Nesses bate-papos, alguém sempre lembra a assertiva mais do que velha de que “alguns juízes pensam que são deuses; outros têm certeza”. O curioso de notar é que recentemente foi acrescentada uma terceira categoria nessa classificação. Diz-se, então, que nela se enquadram os juízes cujo elevado pensamento se desenvolve de acordo com o seguinte raciocínio cartesiano: “Como nenhum deus (com letra maiúscula ou minúscula, a critério do narrador) é juiz, eu sou muito mais que qualquer um deles”. Impossível encontrar exemplo maior de modéstia, com todos os seus consectários de dedicação ao serviço, humanitarismo e urbanidade.

Pois muito que bem.
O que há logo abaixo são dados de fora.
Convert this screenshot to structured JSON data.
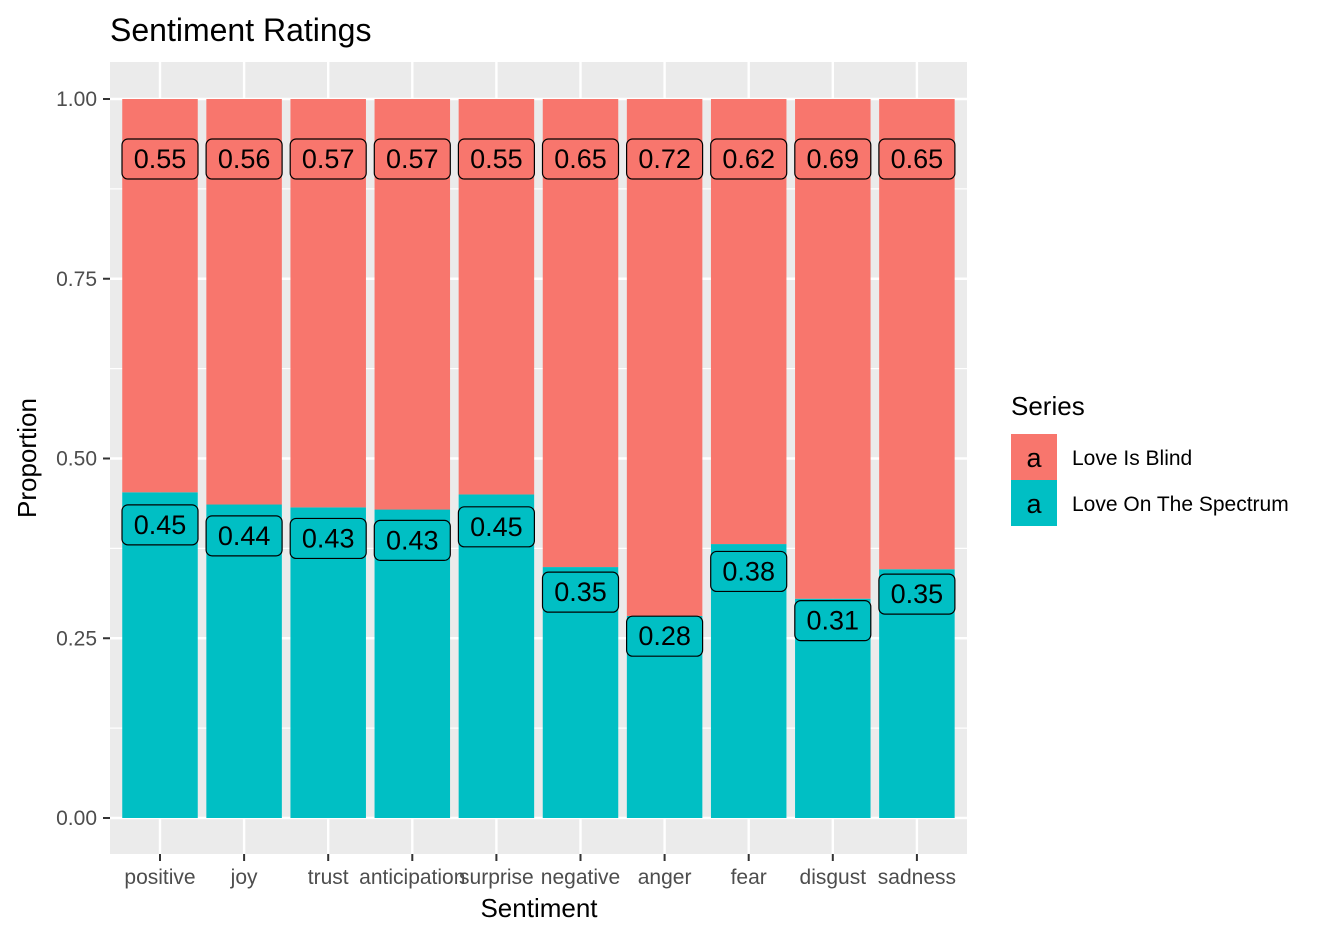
{
  "chart_data": {
    "type": "bar",
    "stacked": true,
    "title": "Sentiment Ratings",
    "xlabel": "Sentiment",
    "ylabel": "Proportion",
    "ylim": [
      0,
      1
    ],
    "yticks": [
      "0.00",
      "0.25",
      "0.50",
      "0.75",
      "1.00"
    ],
    "categories": [
      "positive",
      "joy",
      "trust",
      "anticipation",
      "surprise",
      "negative",
      "anger",
      "fear",
      "disgust",
      "sadness"
    ],
    "series": [
      {
        "name": "Love Is Blind",
        "color": "#F8766D",
        "values": [
          0.55,
          0.56,
          0.57,
          0.57,
          0.55,
          0.65,
          0.72,
          0.62,
          0.69,
          0.65
        ],
        "labels": [
          "0.55",
          "0.56",
          "0.57",
          "0.57",
          "0.55",
          "0.65",
          "0.72",
          "0.62",
          "0.69",
          "0.65"
        ]
      },
      {
        "name": "Love On The Spectrum",
        "color": "#00BFC4",
        "values": [
          0.453,
          0.436,
          0.432,
          0.429,
          0.45,
          0.349,
          0.281,
          0.381,
          0.305,
          0.346
        ],
        "labels": [
          "0.45",
          "0.44",
          "0.43",
          "0.43",
          "0.45",
          "0.35",
          "0.28",
          "0.38",
          "0.31",
          "0.35"
        ]
      }
    ],
    "legend": {
      "title": "Series",
      "position": "right",
      "key_glyph": "a"
    },
    "grid": true
  }
}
Não é que essa tendência para a supradivinização da toga sofreu rude golpe? Dois ministros do Supremo Tribunal Federal (logo de onde!) mostraram de público, por todos os canais midiáticos possíveis, que estão impregnados de muitos dos defeitos que marcam, com ferrete indelével, a humana condição. A inveja, a mesquinharia, os preconceitos afloraram sem máscara na pendenga proporcionada pelos doutores Cesar Peluzo e Joaquim Barbosa, deixando boquiabertos os adoradores do Olimpo, incapazes de imaginar que em tão augusto recinto pudesse haver lugar para sentimentos de tal jaez. Pura ingenuidade.

De preguiçoso foi chamado o ministro Barbosa. Sem querer ouvir falar dessa história de entregar a outra face, o ofendido, depois de um singelo autoelogio, retrucou com a afirmativa de que o ministro Peluzo é um caipira. E acrescentou, para não ficar por baixo: arrogante e presunçoso. Os mimoseios seguiram nesse tom, sem que se tenha tido notícia de alguma intervenção de Zeus ao fito colocar um basta na desavença que catalisou as atenções do mundo jurídico nacional.

Eis senão quando minha velha avó me aparece em sonho e, entre um balançar e outro de sua cadeira de vime, me diz: “Meu filho, não esqueça de que quem diz o que quer, ouve o que não quer”. “Mas, vó — ponderei –, entre varões tão ilustres é possível que ocorra discussão desse nível?” A velhinha me olhou, sorriu com sua boca quase sem dentes, e proclamou sua máxima suprema (sem trocadilho): “Vamos ser bestas!” E se foi.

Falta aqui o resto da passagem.